Scendendo ad una scala urbana, viene tracciato un resoconto dei Piani Regolatori romani del Secolo scorso. Questi vengono messi in relazione alla nascita e allo sviluppo della zona periurbana sud orientale romana, nello specifico a Tor Vergata, indicata nel dossier olimpico della candidatura per i Giochi Olimpici del 2024 come luogo in cui verranno realizzate le residenze che ospiteranno avrebbero dovuto ospitare gli atleti. L’analisi è utile anche per rapportare le norme urbanistiche con alcuni tra i grandi eventi che la Capitale italiana ha ospitato nel secolo scorso e che hanno consentito di realizzare con celerità interventi urbani di rilievo: le realizzazioni per il Cinquantennale dell’Unità nazionale del 1911, quando Roma ospitò un’Esposizione Internazionale; il quartiere E42, conosciuto oggi come Eur, pensato per ospitare un’Esposizione Universale, mai realizzata a causa dello scoppio della Seconda Guerra Mondiale; gli interventi realizzati in occasione dei Giochi della XVII Olimpiade tenutasi a Roma nel 1960.
Scendendo ulteriormente di scala, l’attenzione si sposta su Tor Vergata. Spiegando la nascita del secondo Ateneo romano, si parla del forte rapporto tra Università, area e i grandi eventi: si pensi alla candidatura alle Olimpiadi del 2004, alla Giornata Mondiale della Gioventù in occasione dell’anno giubilare del 2000, o alla decisione di concentrare qui la manifestazione dei Mondiali di Nuoto del 2009, che ha dato il via al progetto Città dello Sport dell’architetto spagnolo Santiago Calatrava, la più grande opera incompiuta di Roma con l’ormai celebre Vela.

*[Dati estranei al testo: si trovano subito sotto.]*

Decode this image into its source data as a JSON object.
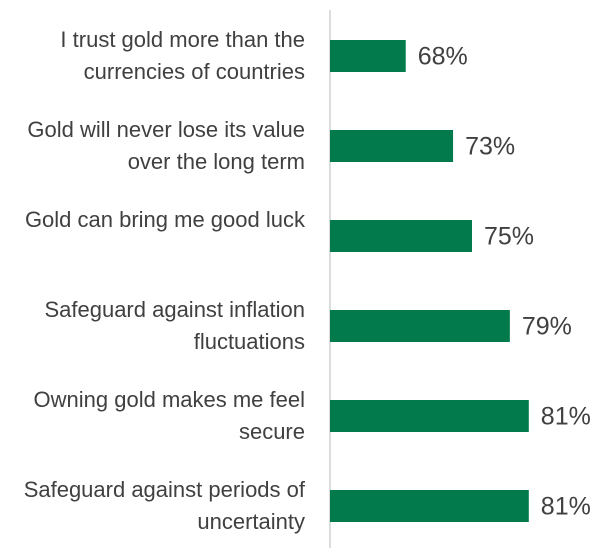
{
  "chart_data": {
    "type": "bar",
    "orientation": "horizontal",
    "categories": [
      "I trust gold more than the currencies of countries",
      "Gold will never lose its value over the long term",
      "Gold can bring me good luck",
      "Safeguard against inflation fluctuations",
      "Owning gold makes me feel secure",
      "Safeguard against periods of uncertainty"
    ],
    "values": [
      68,
      73,
      75,
      79,
      81,
      81
    ],
    "value_labels": [
      "68%",
      "73%",
      "75%",
      "79%",
      "81%",
      "81%"
    ],
    "color": "#037a4b",
    "xlim": [
      60,
      90
    ]
  }
}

Uno degli aspetti interessanti della tesi è il rapporto tra gli strumenti urbanistici e la loro coniugazione in progetto urbano: a questo scopo si è analizzato dapprima il Piano Particolareggiato vigente per l’area, con le relative Norme Tecniche di Attuazione e successivamente la morfologia urbana dell’ambito. Per quest’ultima, considerata come il metodo progettuale, sono tracciati gli aspetti teorici salienti per giungere ad una mappa morfologica analitica del contesto in cui si inserirà la proposta progettuale. A progetto ultimato è stata effettuata la stessa analisi morfologica per giungere ad una mappa di progetto, da utilizzare come strumento di verifica dell’intervento proposto. Questi due strumenti, insieme alle linee guida del CIO per la realizzazione dei Villaggi Olimpici, saranno la base per il progetto urbano vero e proprio.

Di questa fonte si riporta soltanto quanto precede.